I think one of the greatest unmet needs in our society is the need for privacy amid the bloat of Commercially-Available Information (CAI), and I think that there are at least three key components which require attention from the administrative branch in order to meet this need reasonably well:

  1. Enforcing and enhancing privacy protections for citizens.
  2. Facilitating improved digital security and privacy education campaigns for citizens.
  3. Establishing international norms for the processing of sensitive data, including how data may be processed with respect to how people interact with digital services.

Businesses are constantly inventing new ways to violate our privacy, and the Federal Trade Commission is looking for help with modifying this behavior.

The article FTC Staff Comment to the NTIA: Developing the Administration’s Approach to Consumer Privacy [Legal Library > Browse > Advocacy Filings] does a fantastic job reviewing the modern reality of our digital world and how it intersects with consumer privacy. In particular, skip down to pages 20 and 21 to see the FTC’s call to action. Here’s a brief quote from the document:

The FTC also understands that both Congress and the Administration are
considering federal privacy legislation, and the Commission strongly supports those efforts. Any legislation should balance consumers’ legitimate concerns about the protections afforded to the collection, use, and sharing of their data with business’ need for clear rules of the road, consumers’ demand for data-driven products and services, and the importance of flexible frameworks that foster innovation

The FTC and Congress need an administration who will act forcefully in response to this need - particularly in this time when we are collectively talking so much about A.I. and LLM technologies.

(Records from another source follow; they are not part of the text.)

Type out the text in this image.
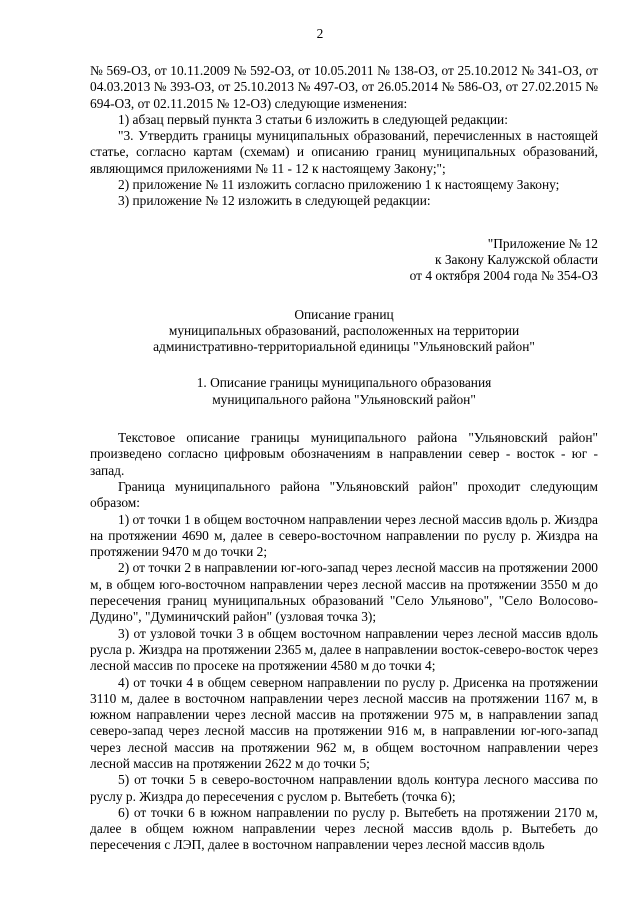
2

№ 569-ОЗ, от 10.11.2009 № 592-ОЗ, от 10.05.2011 № 138-ОЗ, от 25.10.2012 № 341-ОЗ, от 04.03.2013 № 393-ОЗ, от 25.10.2013 № 497-ОЗ, от 26.05.2014 № 586-ОЗ, от 27.02.2015 № 694-ОЗ, от 02.11.2015 № 12-ОЗ) следующие изменения:

1) абзац первый пункта 3 статьи 6 изложить в следующей редакции:

"3. Утвердить границы муниципальных образований, перечисленных в настоящей статье, согласно картам (схемам) и описанию границ муниципальных образований, являющимся приложениями № 11 - 12 к настоящему Закону;";

2) приложение № 11 изложить согласно приложению 1 к настоящему Закону;

3) приложение № 12 изложить в следующей редакции:

"Приложение № 12

к Закону Калужской области

от 4 октября 2004 года № 354-ОЗ

Описание границ

муниципальных образований, расположенных на территории

административно-территориальной единицы "Ульяновский район"

1. Описание границы муниципального образования

муниципального района "Ульяновский район"

Текстовое описание границы муниципального района "Ульяновский район" произведено согласно цифровым обозначениям в направлении север - восток - юг - запад.

Граница муниципального района "Ульяновский район" проходит следующим образом:

1) от точки 1 в общем восточном направлении через лесной массив вдоль р. Жиздра на протяжении 4690 м, далее в северо-восточном направлении по руслу р. Жиздра на протяжении 9470 м до точки 2;

2) от точки 2 в направлении юг-юго-запад через лесной массив на протяжении 2000 м, в общем юго-восточном направлении через лесной массив на протяжении 3550 м до пересечения границ муниципальных образований "Село Ульяново", "Село Волосово-Дудино", "Думиничский район" (узловая точка 3);

3) от узловой точки 3 в общем восточном направлении через лесной массив вдоль русла р. Жиздра на протяжении 2365 м, далее в направлении восток-северо-восток через лесной массив по просеке на протяжении 4580 м до точки 4;

4) от точки 4 в общем северном направлении по руслу р. Дрисенка на протяжении 3110 м, далее в восточном направлении через лесной массив на протяжении 1167 м, в южном направлении через лесной массив на протяжении 975 м, в направлении запад северо-запад через лесной массив на протяжении 916 м, в направлении юг-юго-запад через лесной массив на протяжении 962 м, в общем восточном направлении через лесной массив на протяжении 2622 м до точки 5;

5) от точки 5 в северо-восточном направлении вдоль контура лесного массива по руслу р. Жиздра до пересечения с руслом р. Вытебеть (точка 6);

6) от точки 6 в южном направлении по руслу р. Вытебеть на протяжении 2170 м, далее в общем южном направлении через лесной массив вдоль р. Вытебеть до пересечения с ЛЭП, далее в восточном направлении через лесной массив вдоль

We’ve already seen the harm they can bring, and the pain they have already caused among the youth, as discussed on The Young Turks today, November 6.

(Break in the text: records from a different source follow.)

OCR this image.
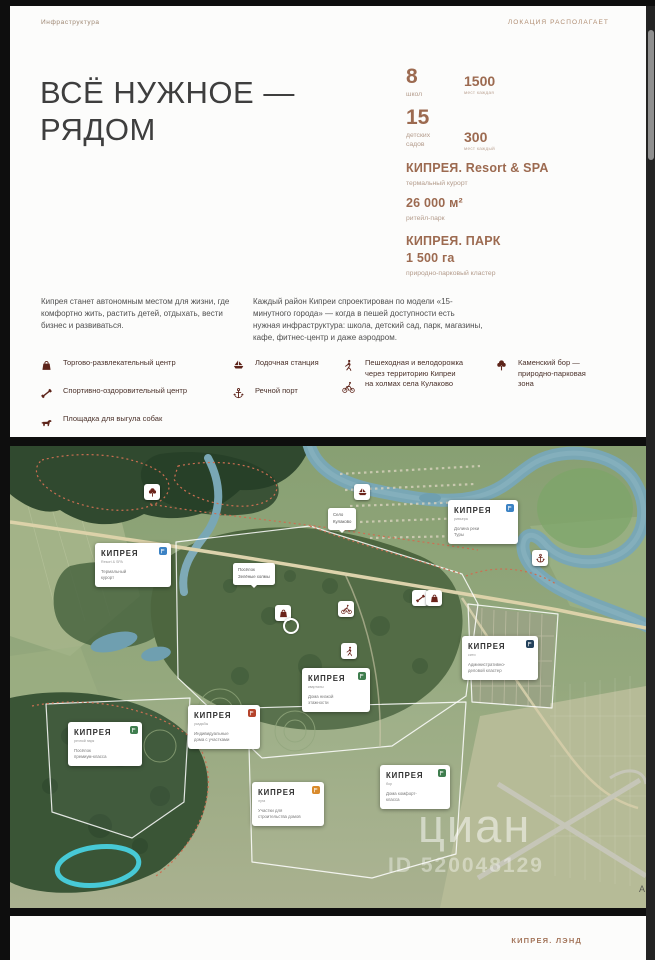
Инфраструктура	ЛОКАЦИЯ РАСПОЛАГАЕТ
ВСЁ НУЖНОЕ —
РЯДОМ
8
школ
1500
мест каждая
15
детских
садов	300
мест каждый
КИПРЕЯ. Resort & SPA
термальный курорт
26 000 м²
ритейл-парк
КИПРЕЯ. ПАРК
1 500 га
природно-парковый кластер

Кипрея станет автономным местом для жизни, где комфортно жить, растить детей, отдыхать, вести бизнес и развиваться.

Каждый район Кипреи спроектирован по модели «15-минутного города» — когда в пешей доступности есть нужная инфраструктура: школа, детский сад, парк, магазины, кафе, фитнес-центр и даже аэродром.

Торгово-развлекательный центр
Спортивно-оздоровительный центр
Площадка для выгула собак
Лодочная станция
Речной порт
Пешеходная и велодорожка через территорию Кипреи на холмах села Кулаково
Каменский бор — природно-парковая зона
Село
Кулаково
Посёлок
Зелёные холмы
КИПРЕЯ
ривьера
Долина реки
Туры
КИПРЕЯ
Resort & SPA
Термальный
курорт
КИПРЕЯ
сити
Административно-
деловой кластер
КИПРЕЯ
кварталы
Дома низкой
этажности
КИПРЕЯ
усадьбы
Индивидуальные
дома с участками
КИПРЕЯ
речной парк
Посёлок
премиум-класса
КИПРЕЯ
луга
Участки для
строительства домов
КИПРЕЯ
бор
Дома комфорт-
класса циан
ID 520048129
А
КИПРЕЯ. ЛЭНД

On the Risky Business Soapbox podcast, episode 79 (named Preventing MFA reset attacks), there is a fantastic, related discussion between the host and guest on these topics of consumer education and international norms.

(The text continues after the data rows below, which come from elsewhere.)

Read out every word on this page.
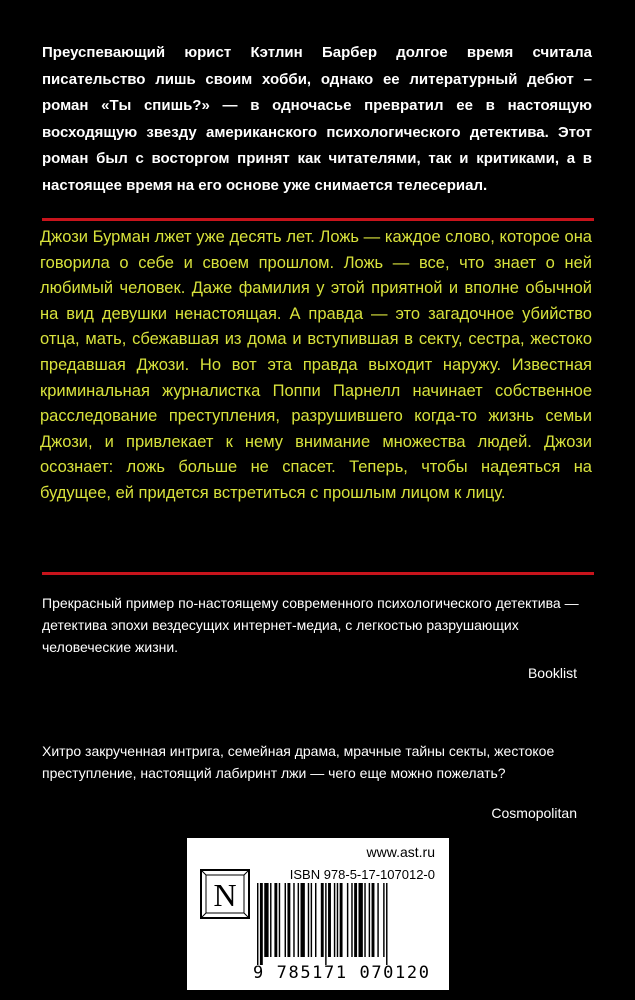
Преуспевающий юрист Кэтлин Барбер долгое время считала писательство лишь своим хобби, однако ее литературный дебют – роман «Ты спишь?» — в одночасье превратил ее в настоящую восходящую звезду американского психологического детектива. Этот роман был с восторгом принят как читателями, так и критиками, а в настоящее время на его основе уже снимается телесериал.

Джози Бурман лжет уже десять лет. Ложь — каждое слово, которое она говорила о себе и своем прошлом. Ложь — все, что знает о ней любимый человек. Даже фамилия у этой приятной и вполне обычной на вид девушки ненастоящая. А правда — это загадочное убийство отца, мать, сбежавшая из дома и вступившая в секту, сестра, жестоко предавшая Джози. Но вот эта правда выходит наружу. Известная криминальная журналистка Поппи Парнелл начинает собственное расследование преступления, разрушившего когда-то жизнь семьи Джози, и привлекает к нему внимание множества людей. Джози осознает: ложь больше не спасет. Теперь, чтобы надеяться на будущее, ей придется встретиться с прошлым лицом к лицу.

Прекрасный пример по-настоящему современного психологического детектива — детектива эпохи вездесущих интернет-медиа, с легкостью разрушающих человеческие жизни.

Booklist

Хитро закрученная интрига, семейная драма, мрачные тайны секты, жестокое преступление, настоящий лабиринт лжи — чего еще можно пожелать?

Cosmopolitan

www.ast.ru

ISBN 978-5-17-107012-0

N

9 785171 070120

  • Skip to 21:53 and listen onward for a couple perspectives on these topics.

Operation Hope should make consumer privacy a cornerstone of the campaign.

I’ll check out this podcast. It sounds interesting.

As for a need for privacy I think there has been a framing issue. The way this should be approached is not whether the data collector has the duty to the collected, but it should be whether there are right of the originator to control commodification of said data. Originators of the data should have the right to exclusivity at which I believe they do have the right control access. I think a person’s personal data should be treated much more like a trade secret of a corporation.

For instance, I believe I should be able to hand over my rights to all my data to a not for profit which can regulate all that data and how it is monetized. This could act like a bonus payment for some. Anyone that had originated data would be due a royalty or a licensing fee. They could be paid out of a pool that the not-for-profit manages. This could also allow people to have a gradient on how much data they shared. This could reflect how much money they were allowed to be paid out of the pool for any given time.